`CUDA_ERROR_ILLEGAL_ADDRESS`
Opened this issue · 1 comments
Description
Hello,
we've got a code (that we can share) that crashes with the error CUDA_ERROR_ILLEGAL_ADDRESS
on jax:CUDA, which seems like we've hit some XLA compilation bug?
The code is complex (And full of .at[].set()
), and attempts to produce a MWE fail because small changes to the python code make the error disappear.
We can share the script (and a requirements.txt file) to reproduce it, but maybe you just need the HLO code to reproduce it?
Let us know if we can provide something that can be useful to debug it.
cc @AmedSho97
E1120 10:59:55.894873 35984 pjrt_stream_executor_client.cc:3067] Execution of replica 0 failed: INTERNAL: Failed to retrieve branch_index value on stream 0x5583cca477e0: CUDA error: Could not synchronize CUDA stream: CUDA_ERROR_ILLEGAL_ADDRESS: an illegal memory access was encountered.

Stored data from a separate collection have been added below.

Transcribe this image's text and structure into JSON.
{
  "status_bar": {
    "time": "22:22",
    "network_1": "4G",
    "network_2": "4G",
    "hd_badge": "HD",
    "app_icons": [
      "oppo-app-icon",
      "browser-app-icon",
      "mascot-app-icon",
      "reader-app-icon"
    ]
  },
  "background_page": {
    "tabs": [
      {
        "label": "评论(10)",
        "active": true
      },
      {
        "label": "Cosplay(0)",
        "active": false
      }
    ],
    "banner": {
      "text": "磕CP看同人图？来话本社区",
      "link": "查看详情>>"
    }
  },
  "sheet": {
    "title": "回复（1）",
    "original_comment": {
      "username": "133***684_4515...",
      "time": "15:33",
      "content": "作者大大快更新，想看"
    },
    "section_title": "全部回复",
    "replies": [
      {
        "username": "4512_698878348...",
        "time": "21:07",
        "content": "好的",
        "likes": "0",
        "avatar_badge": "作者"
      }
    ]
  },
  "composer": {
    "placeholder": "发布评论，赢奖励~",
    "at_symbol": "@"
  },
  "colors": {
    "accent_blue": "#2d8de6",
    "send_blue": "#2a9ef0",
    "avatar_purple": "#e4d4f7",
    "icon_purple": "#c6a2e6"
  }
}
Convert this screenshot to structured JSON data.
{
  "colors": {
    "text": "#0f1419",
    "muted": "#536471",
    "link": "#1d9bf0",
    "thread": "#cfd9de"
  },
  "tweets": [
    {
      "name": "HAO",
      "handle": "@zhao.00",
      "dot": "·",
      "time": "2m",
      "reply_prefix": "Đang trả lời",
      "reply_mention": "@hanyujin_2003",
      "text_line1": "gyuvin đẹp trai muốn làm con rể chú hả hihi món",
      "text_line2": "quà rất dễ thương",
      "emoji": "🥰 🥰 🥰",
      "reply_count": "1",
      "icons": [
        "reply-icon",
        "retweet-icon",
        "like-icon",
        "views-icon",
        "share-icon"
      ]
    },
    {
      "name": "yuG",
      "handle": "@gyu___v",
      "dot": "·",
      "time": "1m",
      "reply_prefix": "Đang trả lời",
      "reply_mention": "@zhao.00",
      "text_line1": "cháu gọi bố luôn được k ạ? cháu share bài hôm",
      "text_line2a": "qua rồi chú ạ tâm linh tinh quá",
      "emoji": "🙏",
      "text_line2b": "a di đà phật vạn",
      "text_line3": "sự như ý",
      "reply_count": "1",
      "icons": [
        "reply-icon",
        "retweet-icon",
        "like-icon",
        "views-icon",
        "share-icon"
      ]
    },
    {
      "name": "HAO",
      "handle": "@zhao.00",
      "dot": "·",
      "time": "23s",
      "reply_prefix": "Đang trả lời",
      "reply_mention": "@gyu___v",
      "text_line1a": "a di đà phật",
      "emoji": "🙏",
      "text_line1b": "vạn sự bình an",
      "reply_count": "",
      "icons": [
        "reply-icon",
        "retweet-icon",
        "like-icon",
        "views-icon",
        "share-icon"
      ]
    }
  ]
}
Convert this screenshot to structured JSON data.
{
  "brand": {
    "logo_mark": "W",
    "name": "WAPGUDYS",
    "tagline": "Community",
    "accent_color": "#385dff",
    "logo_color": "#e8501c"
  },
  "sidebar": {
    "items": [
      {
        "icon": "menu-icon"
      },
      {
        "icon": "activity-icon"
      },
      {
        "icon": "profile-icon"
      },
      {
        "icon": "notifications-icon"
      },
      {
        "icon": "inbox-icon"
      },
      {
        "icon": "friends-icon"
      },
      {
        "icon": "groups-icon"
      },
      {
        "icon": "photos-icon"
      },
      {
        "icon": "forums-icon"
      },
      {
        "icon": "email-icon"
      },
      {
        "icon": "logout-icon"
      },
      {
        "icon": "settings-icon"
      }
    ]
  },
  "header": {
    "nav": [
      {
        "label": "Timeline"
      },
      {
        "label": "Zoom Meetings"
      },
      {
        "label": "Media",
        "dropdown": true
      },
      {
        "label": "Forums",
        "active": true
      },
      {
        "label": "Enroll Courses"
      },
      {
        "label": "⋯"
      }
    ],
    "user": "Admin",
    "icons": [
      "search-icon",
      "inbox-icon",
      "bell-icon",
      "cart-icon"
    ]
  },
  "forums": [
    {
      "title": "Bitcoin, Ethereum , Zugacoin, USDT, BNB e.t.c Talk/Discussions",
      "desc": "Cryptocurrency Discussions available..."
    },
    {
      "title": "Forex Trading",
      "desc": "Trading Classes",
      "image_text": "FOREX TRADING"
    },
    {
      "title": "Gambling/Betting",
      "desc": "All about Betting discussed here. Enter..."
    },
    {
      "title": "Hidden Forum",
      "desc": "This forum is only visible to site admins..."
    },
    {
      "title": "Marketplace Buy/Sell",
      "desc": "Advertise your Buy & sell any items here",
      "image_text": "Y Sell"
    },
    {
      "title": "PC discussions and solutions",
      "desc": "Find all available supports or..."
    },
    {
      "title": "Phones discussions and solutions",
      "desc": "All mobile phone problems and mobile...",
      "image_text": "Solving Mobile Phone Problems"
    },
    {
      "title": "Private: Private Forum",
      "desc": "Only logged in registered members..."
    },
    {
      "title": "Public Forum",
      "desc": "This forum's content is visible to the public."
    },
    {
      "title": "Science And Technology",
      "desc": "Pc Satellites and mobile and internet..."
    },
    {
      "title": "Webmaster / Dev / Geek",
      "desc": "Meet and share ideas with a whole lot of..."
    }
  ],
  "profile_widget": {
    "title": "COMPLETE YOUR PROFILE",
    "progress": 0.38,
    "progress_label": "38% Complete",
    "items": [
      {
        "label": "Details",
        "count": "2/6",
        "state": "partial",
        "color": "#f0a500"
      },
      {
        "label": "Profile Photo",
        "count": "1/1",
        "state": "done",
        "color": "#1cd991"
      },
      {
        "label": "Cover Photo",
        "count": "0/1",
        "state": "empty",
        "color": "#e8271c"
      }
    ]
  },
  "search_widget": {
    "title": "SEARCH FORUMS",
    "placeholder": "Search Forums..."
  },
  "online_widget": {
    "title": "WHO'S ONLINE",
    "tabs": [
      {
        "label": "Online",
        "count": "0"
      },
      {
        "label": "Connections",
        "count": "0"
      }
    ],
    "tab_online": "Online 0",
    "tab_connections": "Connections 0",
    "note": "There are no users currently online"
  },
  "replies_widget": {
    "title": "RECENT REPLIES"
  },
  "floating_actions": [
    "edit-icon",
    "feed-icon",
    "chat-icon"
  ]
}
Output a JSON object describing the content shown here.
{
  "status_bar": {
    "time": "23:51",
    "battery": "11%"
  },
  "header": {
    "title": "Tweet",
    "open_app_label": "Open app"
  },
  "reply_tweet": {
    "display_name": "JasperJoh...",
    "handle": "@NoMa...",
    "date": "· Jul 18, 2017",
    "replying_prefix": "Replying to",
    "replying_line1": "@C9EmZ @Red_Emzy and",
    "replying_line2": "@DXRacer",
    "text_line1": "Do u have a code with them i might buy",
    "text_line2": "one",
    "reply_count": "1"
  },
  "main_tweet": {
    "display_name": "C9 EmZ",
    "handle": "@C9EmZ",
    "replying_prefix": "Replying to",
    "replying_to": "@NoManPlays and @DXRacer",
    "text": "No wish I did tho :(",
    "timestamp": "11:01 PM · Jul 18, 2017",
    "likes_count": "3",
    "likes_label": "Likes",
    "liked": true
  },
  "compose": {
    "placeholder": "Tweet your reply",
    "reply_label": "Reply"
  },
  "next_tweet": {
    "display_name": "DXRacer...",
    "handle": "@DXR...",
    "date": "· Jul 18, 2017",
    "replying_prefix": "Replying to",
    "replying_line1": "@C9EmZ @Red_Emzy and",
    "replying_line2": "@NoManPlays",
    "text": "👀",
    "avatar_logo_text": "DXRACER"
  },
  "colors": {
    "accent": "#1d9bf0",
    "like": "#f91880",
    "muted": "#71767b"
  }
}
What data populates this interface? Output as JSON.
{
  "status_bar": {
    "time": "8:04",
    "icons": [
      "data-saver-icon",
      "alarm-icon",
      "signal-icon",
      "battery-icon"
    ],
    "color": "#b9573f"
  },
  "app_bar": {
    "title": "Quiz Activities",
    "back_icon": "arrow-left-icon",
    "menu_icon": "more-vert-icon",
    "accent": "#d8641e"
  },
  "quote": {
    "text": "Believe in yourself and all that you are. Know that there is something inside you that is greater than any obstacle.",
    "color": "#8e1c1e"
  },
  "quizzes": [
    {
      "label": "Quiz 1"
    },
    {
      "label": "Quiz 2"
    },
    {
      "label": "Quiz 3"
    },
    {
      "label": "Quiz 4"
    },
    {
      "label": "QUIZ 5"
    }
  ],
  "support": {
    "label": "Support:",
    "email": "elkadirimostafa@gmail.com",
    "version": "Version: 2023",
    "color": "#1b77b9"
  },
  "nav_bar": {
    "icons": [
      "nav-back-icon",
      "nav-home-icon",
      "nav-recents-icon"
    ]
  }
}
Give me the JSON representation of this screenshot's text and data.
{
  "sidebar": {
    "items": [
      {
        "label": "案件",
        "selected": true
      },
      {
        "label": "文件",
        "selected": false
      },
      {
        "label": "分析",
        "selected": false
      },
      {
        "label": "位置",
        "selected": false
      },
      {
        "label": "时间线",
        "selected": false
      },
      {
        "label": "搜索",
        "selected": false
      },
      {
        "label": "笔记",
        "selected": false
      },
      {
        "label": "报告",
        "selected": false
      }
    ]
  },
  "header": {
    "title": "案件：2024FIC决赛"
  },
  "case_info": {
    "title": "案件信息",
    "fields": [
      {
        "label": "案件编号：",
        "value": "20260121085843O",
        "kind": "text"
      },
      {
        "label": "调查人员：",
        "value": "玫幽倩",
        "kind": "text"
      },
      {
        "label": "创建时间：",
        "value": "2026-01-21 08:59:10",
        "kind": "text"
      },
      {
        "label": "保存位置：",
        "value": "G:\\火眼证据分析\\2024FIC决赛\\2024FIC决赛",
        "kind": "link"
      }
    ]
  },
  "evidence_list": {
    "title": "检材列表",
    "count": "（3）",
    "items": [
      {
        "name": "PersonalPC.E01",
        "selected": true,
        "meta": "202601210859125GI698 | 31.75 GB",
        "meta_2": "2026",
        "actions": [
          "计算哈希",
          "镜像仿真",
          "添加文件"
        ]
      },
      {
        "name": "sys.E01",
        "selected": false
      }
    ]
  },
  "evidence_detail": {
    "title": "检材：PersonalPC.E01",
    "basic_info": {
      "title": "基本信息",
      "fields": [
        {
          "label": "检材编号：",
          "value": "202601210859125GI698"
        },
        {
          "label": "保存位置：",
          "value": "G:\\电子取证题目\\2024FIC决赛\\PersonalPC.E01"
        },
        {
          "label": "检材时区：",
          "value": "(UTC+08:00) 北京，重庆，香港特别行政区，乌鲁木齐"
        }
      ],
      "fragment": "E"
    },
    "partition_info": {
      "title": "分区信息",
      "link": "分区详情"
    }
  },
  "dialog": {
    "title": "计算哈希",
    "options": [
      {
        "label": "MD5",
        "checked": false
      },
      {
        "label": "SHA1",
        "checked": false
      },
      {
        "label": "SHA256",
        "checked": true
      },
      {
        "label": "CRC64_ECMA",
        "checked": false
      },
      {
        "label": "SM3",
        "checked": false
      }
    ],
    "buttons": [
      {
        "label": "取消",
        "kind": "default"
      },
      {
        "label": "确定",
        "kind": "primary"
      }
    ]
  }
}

Traceback (most recent call last):
File "/mnt/beegfs/workdir/ahmedeo.shokry/Hubbard_4x4_BF_conv_U_3_6_trans_inv/test_trans_HFSD.py", line 146, in <module>
print(vstate.expect(H))
^^^^^^^^^^^^^^^^
File "/mnt/beegfs/workdir/ahmedeo.shokry/mambaforge/envs/netket_sharding_local/lib/python3.11/site-packages/netket/utils/timing.py", line 230, in timed_function
return fun(*args, **kwargs)
^^^^^^^^^^^^^^^^^^^^
File "/mnt/beegfs/workdir/ahmedeo.shokry/mambaforge/envs/netket_sharding_local/lib/python3.11/site-packages/netket/vqs/mc/mc_state/state.py", line 631, in expect
return expect(self, O, self.chunk_size)
^^^^^^^^^^^^^^^^^^^^^^^^^^^^^^^^
File "/mnt/beegfs/workdir/ahmedeo.shokry/mambaforge/envs/netket_sharding_local/lib/python3.11/site-packages/plum/function.py", line 383, in __call__
return _convert(method(*args, **kw_args), return_type)
^^^^^^^^^^^^^^^^^^^^^^^^
File "/mnt/beegfs/workdir/ahmedeo.shokry/mambaforge/envs/netket_sharding_local/lib/python3.11/site-packages/netket/vqs/mc/mc_state/expect.py", line 111, in expect
return _expect(
^^^^^^^^
jaxlib.xla_extension.XlaRuntimeError: INTERNAL: Failed to retrieve branch_index value on stream 0x5583cca477e0: CUDA error: Could not synchronize CUDA stream: CUDA_ERROR_ILLEGAL_ADDRESS: an illegal memory access was encountered.
--------------------
For simplicity, JAX has removed its internal frames from the traceback of the following exception. Set JAX_TRACEBACK_FILTERING=off to include these.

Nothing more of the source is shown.